Un’apprezzabile linearità narrativa ispira l’allestimento firmato al Teatro Malibran da Pier Luigi Pizzi, che, come sempre, è autore di regia, scene e costumi. Il dispositivo scenico è ridotto all’essenziale: una semplice pedana cava al centro che serve da porto per la nave dei marinai e da fossa per il corpo di Maria e un LED-Wall come sfondo, che rimanda distese marine, simboli cristiani e paesaggi immaginifici per la lunghissima traversata del deserto di Maria prima della selva di croci che ne accompagna la morte (che ricorda quella “reale” della scena della Thaïs massenetiana allestita da Pizzi sulla stessa scena una ventina di anni fa). Improntati a una grande semplicità sono anche i costumi, privi di evidenti connotazioni temporali: Maria è avvolta in un abito verde che ne evidenzia le forme, prima di indossare la penitenziale tunica bianca (come il pellegrino/eremita), che l’accompagna nella fossa, mentre i marinai sono coperti da succinti costumi neri che evocano un’epoca antica.

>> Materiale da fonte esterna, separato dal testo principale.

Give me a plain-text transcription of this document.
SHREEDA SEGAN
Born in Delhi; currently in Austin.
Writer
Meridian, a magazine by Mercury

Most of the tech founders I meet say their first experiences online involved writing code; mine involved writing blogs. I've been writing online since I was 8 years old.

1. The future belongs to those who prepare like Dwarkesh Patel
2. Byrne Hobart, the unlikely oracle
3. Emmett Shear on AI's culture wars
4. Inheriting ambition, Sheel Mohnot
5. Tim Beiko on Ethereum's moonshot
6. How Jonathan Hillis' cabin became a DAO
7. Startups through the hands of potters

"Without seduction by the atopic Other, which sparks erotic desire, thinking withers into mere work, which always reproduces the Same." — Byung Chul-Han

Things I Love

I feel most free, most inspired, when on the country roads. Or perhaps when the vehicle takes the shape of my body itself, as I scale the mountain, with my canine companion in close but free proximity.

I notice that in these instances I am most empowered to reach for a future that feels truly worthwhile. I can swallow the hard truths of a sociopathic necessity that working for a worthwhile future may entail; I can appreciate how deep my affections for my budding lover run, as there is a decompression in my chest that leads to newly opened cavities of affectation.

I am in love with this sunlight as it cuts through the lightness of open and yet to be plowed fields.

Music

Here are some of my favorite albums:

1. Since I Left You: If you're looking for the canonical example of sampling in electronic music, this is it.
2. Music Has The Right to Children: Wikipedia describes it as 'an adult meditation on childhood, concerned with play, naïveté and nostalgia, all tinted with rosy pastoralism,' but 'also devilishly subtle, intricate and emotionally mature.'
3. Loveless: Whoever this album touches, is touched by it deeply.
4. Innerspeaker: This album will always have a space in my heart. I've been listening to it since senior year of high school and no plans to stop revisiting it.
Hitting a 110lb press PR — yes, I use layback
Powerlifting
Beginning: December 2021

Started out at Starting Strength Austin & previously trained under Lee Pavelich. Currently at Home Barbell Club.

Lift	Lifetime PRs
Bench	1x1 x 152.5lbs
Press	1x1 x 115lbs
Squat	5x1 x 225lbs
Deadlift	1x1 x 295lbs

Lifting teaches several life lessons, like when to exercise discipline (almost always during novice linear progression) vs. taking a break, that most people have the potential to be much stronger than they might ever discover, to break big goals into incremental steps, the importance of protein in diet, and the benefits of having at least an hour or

Ad antiche forme si ispira anche la scrittura di Respighi, ben innestata nella tradizione post-romantica, che a tratti sembra guardare al modello wagneriano, addolcita da intimistiche parentesi cameristiche. Alla varietà della scrittura respighiana rende pienamente giustizia la sensibile direzione di Manlio Benzi, molto attenta alle ragioni del canto. Sulla scena Maria trova in Francesca Dotto un’interprete vocalmente matura e sensibile, e soprattutto credibile nella metamorfosi del personaggio. Simone Alberghini è Zosimo, pallido simulacro dell’Athanaël massenettiano, più compiuto nell’umanità dell’eremita pietoso che nel pellegrino maldicente, come Vincenzo Costanzo risulta più convincente anche nella linea di canto più misurata del lebbroso che in quella piuttosto sguaiata del marinaio. Fra i ruoli minori spicca Luigi Morassi, un compagno del marinaio e specialmente il povero ricco di calda umanità, mentre agli altri – Michele Galbiati (Un compagno), Ilaria Vanacore (La cieca e la voce dell’Angelo) e William Corrò (una voce dal mare) – Respighi riserva davvero poche battute. La danzatrice Maria Novella Della Martina esplicita la sensualità della santa peccatrice nei suoi interventi durante i due interludi. Piuttosto incisivi gli interventi del coro sistemato in loggione, che si impone soprattutto nell’apoteosi del finale.
Qualche vuoto in sala alla prima ma applausi generosi alla fine.